If you don’t understand the difference between tax evasion and tax avoidance, then you are not alone. According to a recent survey that polled voters in the United Kingdom, many respondents did not see a distinction between tax evasion and avoidance. In the YouGov survey, 59% of respondents identified tax avoidance as unacceptable, whereas just 32% believed it was legitimate. The primary difference between tax evasion and avoidance is that tax evasion is illegal, while avoidance is entirely acceptable and legal.
To get a better understanding of the difference between tax evasion and tax avoidance, take a look at this explanation from tax expert David Stewart.
Tax evasion is the illegal practice of not paying taxes and can result in penalties, such as jail time and fines. There are many forms of tax evasion, including not reporting income, reporting expenses that are not legally allowed, not paying taxes that are owed, or hiding an inheritance in a foreign account. While most people associate tax evasion with income taxes, it can also occur on any of the taxes a business owes, such as employment taxes and state sales taxes. People who practice tax evasion are doing so intently. To be committed of tax evasion, the IRS has to prove that you are purposely trying to hide money, claim too many deductions or under report your income.

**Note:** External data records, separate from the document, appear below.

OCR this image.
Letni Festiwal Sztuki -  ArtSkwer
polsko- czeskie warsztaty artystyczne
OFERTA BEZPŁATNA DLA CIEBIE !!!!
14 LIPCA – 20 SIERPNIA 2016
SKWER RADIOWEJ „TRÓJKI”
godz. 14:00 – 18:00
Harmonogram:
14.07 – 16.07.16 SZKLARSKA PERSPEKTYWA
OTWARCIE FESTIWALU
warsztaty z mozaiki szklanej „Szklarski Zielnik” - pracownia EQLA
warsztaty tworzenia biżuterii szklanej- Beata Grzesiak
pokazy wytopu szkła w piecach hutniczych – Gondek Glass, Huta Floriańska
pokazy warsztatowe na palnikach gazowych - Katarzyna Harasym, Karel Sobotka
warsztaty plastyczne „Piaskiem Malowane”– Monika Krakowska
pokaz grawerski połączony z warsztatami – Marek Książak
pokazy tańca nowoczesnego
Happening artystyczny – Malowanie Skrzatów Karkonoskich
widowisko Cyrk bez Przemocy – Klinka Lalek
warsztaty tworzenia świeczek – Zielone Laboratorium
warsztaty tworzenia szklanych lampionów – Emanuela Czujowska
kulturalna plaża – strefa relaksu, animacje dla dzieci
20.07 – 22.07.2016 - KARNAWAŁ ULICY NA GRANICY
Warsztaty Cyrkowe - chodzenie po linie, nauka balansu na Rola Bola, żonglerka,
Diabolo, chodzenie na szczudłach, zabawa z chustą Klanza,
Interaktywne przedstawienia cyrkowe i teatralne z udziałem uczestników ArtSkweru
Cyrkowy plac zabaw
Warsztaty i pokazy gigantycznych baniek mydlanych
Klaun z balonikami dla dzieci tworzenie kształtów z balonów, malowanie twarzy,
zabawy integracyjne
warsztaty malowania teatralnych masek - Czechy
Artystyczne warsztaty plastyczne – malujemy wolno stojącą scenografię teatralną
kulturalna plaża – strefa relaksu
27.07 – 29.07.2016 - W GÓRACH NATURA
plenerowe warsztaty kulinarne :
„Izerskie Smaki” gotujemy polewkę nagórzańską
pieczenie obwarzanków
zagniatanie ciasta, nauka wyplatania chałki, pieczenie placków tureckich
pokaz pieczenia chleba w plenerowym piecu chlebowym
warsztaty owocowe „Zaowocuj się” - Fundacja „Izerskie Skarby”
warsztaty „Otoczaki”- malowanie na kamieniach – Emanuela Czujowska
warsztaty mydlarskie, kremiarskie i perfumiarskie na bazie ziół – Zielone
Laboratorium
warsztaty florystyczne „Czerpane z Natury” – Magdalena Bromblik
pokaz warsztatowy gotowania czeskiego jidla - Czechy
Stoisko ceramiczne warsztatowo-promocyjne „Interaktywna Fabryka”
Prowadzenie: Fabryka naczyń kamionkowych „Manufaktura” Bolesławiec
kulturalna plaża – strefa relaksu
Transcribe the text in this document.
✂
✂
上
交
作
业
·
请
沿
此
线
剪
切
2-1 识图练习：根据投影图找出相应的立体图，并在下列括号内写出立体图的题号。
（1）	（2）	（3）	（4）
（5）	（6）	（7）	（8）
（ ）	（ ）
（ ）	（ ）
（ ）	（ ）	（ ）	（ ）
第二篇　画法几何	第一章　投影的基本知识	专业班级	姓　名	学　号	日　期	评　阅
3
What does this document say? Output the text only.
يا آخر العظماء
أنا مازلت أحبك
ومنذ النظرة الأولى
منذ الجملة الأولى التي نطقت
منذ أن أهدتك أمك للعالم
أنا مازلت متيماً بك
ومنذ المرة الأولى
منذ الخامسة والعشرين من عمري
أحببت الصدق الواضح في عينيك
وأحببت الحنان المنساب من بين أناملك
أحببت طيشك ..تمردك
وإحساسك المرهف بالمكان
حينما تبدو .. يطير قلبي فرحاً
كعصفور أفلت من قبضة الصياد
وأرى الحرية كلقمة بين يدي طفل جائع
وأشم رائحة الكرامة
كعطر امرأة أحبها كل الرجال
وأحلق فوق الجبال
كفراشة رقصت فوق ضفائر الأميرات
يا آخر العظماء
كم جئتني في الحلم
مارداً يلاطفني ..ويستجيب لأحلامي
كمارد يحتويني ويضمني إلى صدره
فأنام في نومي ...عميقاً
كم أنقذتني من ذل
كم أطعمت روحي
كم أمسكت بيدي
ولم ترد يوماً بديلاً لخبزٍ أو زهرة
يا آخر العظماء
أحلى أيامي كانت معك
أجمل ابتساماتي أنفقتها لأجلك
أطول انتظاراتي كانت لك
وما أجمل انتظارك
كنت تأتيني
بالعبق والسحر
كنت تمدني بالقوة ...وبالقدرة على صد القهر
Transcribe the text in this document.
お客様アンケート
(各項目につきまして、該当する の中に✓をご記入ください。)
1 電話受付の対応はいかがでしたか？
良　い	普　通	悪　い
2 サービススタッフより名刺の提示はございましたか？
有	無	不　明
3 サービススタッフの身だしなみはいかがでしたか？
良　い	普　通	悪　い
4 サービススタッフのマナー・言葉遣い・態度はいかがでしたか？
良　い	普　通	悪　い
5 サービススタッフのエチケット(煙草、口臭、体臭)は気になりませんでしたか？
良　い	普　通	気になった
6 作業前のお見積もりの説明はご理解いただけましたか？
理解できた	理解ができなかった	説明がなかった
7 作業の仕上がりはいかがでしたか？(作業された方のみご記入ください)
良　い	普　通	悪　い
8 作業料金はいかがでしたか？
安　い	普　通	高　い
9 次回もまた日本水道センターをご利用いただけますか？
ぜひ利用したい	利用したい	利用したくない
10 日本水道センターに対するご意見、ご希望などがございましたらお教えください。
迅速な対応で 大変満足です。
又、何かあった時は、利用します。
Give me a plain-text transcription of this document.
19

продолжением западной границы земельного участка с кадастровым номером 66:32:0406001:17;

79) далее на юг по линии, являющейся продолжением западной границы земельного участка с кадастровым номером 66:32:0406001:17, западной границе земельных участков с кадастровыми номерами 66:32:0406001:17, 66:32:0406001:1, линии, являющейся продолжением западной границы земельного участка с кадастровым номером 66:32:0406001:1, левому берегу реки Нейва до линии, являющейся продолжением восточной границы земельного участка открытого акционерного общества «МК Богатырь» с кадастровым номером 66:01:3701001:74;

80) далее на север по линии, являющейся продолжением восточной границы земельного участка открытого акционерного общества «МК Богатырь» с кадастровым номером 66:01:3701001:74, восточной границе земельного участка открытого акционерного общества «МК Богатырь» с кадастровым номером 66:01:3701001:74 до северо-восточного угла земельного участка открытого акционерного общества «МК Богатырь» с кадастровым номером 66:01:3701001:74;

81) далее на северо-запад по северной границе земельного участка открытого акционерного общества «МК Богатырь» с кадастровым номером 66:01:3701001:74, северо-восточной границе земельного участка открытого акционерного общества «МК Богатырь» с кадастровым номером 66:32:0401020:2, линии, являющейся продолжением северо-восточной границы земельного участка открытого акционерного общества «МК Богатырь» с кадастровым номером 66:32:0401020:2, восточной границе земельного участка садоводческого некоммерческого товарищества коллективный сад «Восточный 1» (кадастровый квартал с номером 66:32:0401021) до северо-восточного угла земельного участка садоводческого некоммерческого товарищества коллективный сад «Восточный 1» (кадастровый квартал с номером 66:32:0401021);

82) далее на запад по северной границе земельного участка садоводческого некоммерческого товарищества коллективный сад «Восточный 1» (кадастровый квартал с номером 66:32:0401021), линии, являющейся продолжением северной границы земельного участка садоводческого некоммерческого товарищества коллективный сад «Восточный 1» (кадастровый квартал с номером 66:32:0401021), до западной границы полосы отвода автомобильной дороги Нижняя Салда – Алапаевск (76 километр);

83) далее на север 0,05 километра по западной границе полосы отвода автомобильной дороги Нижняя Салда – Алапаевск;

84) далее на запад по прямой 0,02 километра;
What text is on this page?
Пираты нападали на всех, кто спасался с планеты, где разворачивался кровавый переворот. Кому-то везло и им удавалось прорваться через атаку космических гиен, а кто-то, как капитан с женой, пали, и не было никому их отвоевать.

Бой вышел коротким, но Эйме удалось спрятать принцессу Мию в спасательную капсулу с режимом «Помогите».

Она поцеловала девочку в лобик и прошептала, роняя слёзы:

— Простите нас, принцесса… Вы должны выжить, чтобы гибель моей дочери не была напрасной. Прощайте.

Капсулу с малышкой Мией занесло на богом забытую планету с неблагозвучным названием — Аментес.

Tax avoidance, on the other hand, is not illegal. It is the practice of using legal methods to reduce your taxes as much as possible. You can practice tax avoidance by taking credits and deductions, such as EIC credits, student loan interest, retirement savings and mortgage interest. Businesses can get credits and deductions by donating to charities and building employee retirement accounts. Tax avoidance is completely legal if you pay the amount you reported.